Lord Denbigh (Basil Feilding, 2nd Earl of Denbigh) commanded Parliament's forces in the West Midlands, working with Colonel Thomas Mytton, the local Parliamentarian commander. Their intelligence network in Oswestry was good enough to tell them when the garrison's strength was at its weakest. On 22 June, with Governor Lloyd absent escorting prisoners to Shrewsbury, they struck. The Parliamentarian cavalry was deployed in the rear of the attacking column - both to cover the retreat if needed and to intercept any relief force that might arrive from Shrewsbury. The foot were committed to the assault: two hundred infantry, advancing on a walled border town that should, on paper, have been hard to take quickly.

St Oswald's and the Gate

The attack opened with the seizure of St Oswald's church, which stood outside the town walls and had been fortified as an outwork. Once it fell, the Parliamentarians brought up cannon and concentrated their fire on the town's main gate. It collapsed under the bombardment. The defenders, outnumbered and outflanked, withdrew into Oswestry Castle itself. The Parliamentarians flooded the town. Through the rest of that afternoon and night, the garrison was hemmed in. By the following morning, 23 June, terms had been negotiated and the Royalists surrendered. Lord Denbigh wasted no time: he handed the town over to Colonel Mytton to garrison, and set off in pursuit of Prince Rupert, whose larger campaign was the real prize.

The Relief That Failed

The loss of Oswestry cut the Royalist supply line between Chester and Shrewsbury. Sir Fulke Huncke, the Royalist commander at Shrewsbury, felt obliged to try to retake the town. He marched out with 2,000 infantry and 600 cavalry - a serious force. Lord Denbigh, who had by then reached Cheshire, sent Sir Thomas Myddelton back with a body of cavalry to support Mytton at Oswestry. The two cavalry forces met on 2 July at Whittington, three miles east of Oswestry. The Royalists, commanded by Colonel Marrow, were routed. Without his cavalry, Huncke could not press the infantry attack against a garrisoned town. He turned back to Shrewsbury. Oswestry stayed in Parliamentarian hands.

The Walls Come Down

The Parliamentarians did not intend to hold Oswestry as a fortified town indefinitely. Walls were expensive to maintain and dangerous to leave standing if the war turned again - a Royalist counter-attack might find them as useful as their original builders had. The town's medieval walls were progressively pulled down, leaving only the Newgate Pillar standing today as a fragment of what had been a fortified medieval circuit. The castle itself was held a while longer, then 'slighted' - deliberately demolished to render it indefensible - and by 1650 it was a pile of rocks. What remains of Oswestry Castle today is the motte and a few stones.

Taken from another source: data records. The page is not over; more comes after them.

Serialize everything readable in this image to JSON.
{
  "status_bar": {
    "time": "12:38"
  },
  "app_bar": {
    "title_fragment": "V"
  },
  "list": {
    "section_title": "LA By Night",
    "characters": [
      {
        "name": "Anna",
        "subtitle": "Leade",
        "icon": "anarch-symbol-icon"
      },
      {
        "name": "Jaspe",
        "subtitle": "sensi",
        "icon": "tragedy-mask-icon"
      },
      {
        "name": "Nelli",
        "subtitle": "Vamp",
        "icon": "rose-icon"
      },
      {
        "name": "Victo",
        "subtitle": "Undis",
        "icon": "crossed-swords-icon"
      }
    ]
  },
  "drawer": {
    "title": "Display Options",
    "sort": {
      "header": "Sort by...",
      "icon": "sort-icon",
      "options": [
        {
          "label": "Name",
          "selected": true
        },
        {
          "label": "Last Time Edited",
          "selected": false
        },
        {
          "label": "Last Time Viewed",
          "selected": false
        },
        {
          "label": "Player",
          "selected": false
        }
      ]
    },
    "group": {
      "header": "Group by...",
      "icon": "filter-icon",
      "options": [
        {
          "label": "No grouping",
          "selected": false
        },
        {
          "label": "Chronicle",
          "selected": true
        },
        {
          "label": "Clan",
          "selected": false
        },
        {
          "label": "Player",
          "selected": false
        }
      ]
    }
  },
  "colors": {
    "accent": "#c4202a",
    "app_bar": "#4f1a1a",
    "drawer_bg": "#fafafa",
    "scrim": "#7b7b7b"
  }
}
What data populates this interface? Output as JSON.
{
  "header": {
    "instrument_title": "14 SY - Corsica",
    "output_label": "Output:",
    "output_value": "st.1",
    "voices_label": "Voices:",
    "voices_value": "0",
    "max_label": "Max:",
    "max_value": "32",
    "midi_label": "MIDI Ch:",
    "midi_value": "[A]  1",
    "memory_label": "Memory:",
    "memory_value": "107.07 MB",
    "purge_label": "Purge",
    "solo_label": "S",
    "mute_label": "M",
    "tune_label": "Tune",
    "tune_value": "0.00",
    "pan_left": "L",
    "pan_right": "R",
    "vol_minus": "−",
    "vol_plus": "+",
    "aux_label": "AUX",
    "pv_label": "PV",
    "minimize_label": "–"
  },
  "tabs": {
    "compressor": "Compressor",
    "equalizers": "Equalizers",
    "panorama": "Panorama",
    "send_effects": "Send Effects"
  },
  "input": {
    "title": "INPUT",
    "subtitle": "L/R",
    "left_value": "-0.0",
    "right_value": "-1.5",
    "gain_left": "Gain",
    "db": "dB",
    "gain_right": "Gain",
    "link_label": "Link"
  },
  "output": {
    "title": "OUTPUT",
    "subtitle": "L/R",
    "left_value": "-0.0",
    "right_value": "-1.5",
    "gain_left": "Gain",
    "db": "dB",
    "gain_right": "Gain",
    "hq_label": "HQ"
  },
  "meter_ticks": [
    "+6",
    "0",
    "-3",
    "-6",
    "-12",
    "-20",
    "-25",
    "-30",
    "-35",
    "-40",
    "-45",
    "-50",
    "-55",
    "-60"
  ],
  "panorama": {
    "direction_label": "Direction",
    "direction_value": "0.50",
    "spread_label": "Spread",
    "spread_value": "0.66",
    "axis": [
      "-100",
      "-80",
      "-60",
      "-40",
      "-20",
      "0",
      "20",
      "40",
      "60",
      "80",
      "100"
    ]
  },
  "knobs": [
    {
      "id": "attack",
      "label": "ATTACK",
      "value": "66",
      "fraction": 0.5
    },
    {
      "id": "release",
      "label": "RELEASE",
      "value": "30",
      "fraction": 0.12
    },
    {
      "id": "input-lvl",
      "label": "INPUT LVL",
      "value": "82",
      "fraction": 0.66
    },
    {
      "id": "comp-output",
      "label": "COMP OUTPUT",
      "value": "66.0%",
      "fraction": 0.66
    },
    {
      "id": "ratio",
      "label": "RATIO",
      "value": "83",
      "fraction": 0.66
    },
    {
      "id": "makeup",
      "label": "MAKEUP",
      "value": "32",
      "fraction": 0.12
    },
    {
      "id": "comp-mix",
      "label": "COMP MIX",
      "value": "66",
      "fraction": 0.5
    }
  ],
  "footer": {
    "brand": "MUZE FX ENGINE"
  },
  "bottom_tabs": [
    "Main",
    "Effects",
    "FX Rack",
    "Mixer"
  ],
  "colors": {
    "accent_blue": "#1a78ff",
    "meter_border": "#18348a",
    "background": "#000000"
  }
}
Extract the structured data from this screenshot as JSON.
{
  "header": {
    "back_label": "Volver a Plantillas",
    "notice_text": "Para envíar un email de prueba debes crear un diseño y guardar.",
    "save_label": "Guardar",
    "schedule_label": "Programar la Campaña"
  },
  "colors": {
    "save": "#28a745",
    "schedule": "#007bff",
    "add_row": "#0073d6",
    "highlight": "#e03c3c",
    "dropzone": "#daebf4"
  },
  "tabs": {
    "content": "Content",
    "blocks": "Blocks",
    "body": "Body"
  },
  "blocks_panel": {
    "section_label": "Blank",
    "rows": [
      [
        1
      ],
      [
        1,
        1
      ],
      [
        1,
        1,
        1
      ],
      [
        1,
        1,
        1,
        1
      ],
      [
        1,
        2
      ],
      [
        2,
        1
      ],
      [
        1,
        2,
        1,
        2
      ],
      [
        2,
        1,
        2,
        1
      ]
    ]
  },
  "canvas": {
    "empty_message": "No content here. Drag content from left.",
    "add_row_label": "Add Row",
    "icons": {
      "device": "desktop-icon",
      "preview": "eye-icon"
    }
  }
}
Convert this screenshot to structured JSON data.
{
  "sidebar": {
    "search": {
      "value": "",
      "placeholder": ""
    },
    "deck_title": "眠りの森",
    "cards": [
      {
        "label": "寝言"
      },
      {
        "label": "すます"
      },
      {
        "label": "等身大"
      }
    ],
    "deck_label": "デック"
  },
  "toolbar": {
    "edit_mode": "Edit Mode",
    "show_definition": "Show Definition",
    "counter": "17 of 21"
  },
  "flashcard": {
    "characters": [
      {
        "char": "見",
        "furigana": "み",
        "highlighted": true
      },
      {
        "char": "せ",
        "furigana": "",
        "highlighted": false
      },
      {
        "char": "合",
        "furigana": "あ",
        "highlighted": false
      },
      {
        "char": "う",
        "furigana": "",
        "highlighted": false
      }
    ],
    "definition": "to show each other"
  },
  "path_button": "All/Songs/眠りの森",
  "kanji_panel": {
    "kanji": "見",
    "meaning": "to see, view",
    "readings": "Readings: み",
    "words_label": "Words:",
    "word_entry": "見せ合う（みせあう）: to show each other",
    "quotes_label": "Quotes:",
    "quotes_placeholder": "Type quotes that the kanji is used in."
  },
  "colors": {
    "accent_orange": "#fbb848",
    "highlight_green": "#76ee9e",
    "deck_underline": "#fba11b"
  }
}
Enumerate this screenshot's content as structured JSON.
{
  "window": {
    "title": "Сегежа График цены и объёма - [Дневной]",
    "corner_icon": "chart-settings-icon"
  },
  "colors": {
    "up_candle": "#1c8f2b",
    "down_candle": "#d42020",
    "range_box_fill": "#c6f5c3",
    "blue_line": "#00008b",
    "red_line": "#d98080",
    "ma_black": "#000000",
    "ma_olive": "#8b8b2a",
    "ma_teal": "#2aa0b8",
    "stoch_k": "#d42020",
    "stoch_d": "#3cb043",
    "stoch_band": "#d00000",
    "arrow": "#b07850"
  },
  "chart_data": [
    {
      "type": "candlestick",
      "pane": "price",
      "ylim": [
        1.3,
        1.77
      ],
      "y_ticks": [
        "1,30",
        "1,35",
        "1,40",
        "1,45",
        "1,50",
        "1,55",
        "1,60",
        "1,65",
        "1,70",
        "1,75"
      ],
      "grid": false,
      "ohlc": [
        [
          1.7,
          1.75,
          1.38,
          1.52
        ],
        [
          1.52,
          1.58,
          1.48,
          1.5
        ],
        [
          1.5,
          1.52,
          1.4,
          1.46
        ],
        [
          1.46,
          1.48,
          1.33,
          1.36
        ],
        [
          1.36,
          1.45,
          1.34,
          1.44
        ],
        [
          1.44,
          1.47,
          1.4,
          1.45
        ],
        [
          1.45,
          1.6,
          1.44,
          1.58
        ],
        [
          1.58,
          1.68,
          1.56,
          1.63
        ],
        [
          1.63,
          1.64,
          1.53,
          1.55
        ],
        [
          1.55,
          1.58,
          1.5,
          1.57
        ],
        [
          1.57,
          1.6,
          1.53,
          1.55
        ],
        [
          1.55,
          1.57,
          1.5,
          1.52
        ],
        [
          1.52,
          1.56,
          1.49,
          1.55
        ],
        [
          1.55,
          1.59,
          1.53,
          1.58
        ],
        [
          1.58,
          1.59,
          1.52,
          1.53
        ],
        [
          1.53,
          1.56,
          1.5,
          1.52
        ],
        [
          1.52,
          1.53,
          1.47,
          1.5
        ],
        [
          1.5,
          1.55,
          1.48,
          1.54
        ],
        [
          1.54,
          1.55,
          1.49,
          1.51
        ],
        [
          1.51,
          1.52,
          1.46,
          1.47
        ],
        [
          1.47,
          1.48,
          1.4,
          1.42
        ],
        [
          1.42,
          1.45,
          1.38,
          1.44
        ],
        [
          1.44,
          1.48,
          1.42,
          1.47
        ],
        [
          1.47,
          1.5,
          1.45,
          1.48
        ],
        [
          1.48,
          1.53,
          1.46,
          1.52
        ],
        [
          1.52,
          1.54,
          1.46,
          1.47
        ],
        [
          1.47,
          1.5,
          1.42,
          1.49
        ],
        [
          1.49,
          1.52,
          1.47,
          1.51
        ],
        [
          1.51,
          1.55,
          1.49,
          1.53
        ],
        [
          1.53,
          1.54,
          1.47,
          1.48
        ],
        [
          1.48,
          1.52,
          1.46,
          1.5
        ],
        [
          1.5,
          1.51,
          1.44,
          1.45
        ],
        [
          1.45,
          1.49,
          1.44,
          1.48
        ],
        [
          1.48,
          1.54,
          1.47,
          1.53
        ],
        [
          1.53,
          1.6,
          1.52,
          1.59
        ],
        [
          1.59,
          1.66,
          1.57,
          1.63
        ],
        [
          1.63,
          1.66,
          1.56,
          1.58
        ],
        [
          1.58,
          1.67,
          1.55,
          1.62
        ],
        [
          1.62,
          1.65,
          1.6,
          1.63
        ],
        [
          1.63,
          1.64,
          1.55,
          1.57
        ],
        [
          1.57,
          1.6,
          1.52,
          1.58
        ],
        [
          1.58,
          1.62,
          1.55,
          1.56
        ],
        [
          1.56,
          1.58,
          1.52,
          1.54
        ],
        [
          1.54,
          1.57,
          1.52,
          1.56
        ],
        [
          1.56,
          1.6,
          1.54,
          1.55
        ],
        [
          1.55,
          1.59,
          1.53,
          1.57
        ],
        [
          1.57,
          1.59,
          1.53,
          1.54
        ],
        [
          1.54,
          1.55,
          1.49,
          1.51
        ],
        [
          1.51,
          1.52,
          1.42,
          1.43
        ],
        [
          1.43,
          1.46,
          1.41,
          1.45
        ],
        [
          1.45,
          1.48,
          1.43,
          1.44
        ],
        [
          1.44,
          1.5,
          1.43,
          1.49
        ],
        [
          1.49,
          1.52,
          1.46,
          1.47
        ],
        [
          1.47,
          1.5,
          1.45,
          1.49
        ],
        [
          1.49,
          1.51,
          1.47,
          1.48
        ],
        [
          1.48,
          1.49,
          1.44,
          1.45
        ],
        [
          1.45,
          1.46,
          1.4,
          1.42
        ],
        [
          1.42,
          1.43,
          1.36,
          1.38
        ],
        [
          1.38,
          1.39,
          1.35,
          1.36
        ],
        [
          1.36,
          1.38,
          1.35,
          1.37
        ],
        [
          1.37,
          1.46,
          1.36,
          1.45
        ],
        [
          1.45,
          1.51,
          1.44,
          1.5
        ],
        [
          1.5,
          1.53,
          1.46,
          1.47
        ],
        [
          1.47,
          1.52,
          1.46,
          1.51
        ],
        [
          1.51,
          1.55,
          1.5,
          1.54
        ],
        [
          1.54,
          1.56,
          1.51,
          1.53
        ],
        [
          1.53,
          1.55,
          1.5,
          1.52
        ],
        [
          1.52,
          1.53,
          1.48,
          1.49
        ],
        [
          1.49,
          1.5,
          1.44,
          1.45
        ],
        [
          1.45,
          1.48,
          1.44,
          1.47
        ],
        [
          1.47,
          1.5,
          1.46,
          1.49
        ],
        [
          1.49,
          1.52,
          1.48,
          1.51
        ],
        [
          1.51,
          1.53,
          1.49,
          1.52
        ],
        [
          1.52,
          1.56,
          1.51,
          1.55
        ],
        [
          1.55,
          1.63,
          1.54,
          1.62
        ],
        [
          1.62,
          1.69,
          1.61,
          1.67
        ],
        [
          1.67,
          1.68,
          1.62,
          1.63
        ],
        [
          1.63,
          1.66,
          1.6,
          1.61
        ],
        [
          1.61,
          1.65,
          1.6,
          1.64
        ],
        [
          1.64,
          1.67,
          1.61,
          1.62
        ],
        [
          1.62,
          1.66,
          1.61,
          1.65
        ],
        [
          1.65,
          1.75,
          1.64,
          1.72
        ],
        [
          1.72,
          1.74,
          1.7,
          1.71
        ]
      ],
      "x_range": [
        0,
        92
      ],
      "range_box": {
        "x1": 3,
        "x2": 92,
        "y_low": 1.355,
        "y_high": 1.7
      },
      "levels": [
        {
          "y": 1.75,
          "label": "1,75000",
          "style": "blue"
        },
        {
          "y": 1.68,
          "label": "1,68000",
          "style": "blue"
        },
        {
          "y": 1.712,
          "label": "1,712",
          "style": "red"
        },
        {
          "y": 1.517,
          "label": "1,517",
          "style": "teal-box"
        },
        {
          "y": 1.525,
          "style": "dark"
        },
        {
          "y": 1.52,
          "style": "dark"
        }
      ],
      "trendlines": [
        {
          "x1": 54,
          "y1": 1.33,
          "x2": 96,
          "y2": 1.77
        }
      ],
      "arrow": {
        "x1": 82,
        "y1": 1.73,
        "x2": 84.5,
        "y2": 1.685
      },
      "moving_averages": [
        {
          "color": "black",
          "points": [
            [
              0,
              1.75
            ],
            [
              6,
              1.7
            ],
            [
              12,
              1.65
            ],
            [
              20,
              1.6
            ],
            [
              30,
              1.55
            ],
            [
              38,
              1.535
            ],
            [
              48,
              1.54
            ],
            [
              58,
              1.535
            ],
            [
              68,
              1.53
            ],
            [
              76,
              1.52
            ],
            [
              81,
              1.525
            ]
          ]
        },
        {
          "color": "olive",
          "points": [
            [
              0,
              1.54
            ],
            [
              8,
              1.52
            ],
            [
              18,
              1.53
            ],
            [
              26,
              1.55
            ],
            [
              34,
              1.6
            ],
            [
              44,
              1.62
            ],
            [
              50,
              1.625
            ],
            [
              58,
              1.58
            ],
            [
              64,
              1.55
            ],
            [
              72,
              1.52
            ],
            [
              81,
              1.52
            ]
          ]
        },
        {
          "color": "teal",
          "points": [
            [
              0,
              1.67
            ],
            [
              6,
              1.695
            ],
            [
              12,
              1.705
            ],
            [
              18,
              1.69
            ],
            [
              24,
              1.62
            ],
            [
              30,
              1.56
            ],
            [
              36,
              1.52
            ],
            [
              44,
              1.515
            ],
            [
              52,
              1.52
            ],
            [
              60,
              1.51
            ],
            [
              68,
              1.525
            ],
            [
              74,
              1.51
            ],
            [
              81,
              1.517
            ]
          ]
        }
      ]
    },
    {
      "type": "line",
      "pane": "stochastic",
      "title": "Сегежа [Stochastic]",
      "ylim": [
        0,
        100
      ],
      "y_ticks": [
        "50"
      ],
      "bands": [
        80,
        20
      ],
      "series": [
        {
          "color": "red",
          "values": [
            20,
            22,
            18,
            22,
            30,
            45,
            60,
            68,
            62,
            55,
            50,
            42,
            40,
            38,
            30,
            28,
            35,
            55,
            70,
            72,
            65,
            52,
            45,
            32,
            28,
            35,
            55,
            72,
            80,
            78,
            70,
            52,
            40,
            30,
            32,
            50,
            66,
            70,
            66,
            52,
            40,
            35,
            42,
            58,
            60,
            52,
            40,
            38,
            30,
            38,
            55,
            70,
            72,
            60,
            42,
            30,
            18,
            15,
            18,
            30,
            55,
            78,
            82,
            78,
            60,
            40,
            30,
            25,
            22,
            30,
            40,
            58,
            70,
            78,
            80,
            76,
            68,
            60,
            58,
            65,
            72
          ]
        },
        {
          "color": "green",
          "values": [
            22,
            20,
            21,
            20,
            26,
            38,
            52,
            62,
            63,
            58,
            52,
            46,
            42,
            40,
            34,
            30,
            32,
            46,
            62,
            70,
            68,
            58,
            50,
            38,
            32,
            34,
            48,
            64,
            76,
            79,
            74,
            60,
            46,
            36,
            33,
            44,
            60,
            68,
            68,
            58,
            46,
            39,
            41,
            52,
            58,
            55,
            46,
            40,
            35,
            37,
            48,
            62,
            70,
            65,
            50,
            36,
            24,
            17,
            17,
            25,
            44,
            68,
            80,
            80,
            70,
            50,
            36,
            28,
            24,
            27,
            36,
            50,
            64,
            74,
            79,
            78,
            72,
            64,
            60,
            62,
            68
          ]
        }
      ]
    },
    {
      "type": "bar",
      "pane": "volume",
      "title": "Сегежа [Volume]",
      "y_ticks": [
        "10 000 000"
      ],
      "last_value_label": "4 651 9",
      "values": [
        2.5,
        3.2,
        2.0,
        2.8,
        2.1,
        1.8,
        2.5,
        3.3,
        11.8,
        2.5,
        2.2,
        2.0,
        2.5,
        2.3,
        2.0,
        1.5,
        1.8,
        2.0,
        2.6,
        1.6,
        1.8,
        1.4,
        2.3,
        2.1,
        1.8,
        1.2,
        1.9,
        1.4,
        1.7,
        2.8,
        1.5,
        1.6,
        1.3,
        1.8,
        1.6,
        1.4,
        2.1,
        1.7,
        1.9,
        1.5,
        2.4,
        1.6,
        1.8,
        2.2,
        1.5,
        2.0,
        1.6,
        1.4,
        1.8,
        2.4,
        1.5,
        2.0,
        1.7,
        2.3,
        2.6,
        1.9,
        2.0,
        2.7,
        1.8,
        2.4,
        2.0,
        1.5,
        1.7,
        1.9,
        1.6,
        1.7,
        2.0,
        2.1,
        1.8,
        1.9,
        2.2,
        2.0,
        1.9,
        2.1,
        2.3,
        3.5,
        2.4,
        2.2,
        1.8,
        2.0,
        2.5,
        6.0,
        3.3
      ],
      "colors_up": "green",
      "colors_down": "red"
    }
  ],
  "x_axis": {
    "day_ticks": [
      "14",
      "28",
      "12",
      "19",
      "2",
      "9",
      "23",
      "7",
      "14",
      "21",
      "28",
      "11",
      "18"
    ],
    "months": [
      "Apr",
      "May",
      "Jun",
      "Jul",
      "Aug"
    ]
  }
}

The town moved on; the church of St Oswald, which had been the opening prize on that June afternoon in 1644, still stands beside the modern town centre.

From the Air

The site of the battle is the town of Oswestry itself, at roughly 52.86 degrees north, 3.06 degrees west. From the air St Oswald's Church is a recognisable landmark, and the line of the medieval town - now without its walls - is still legible in the street pattern. Old Oswestry, the Iron Age hill fort on the northern edge of the town, is the dominant aerial feature in the area. Cruise at 2,500-4,000 feet for the best perspective. Shawbury (EGOS) lies about 18 nautical miles south-east. The Welsh border runs only a few miles west.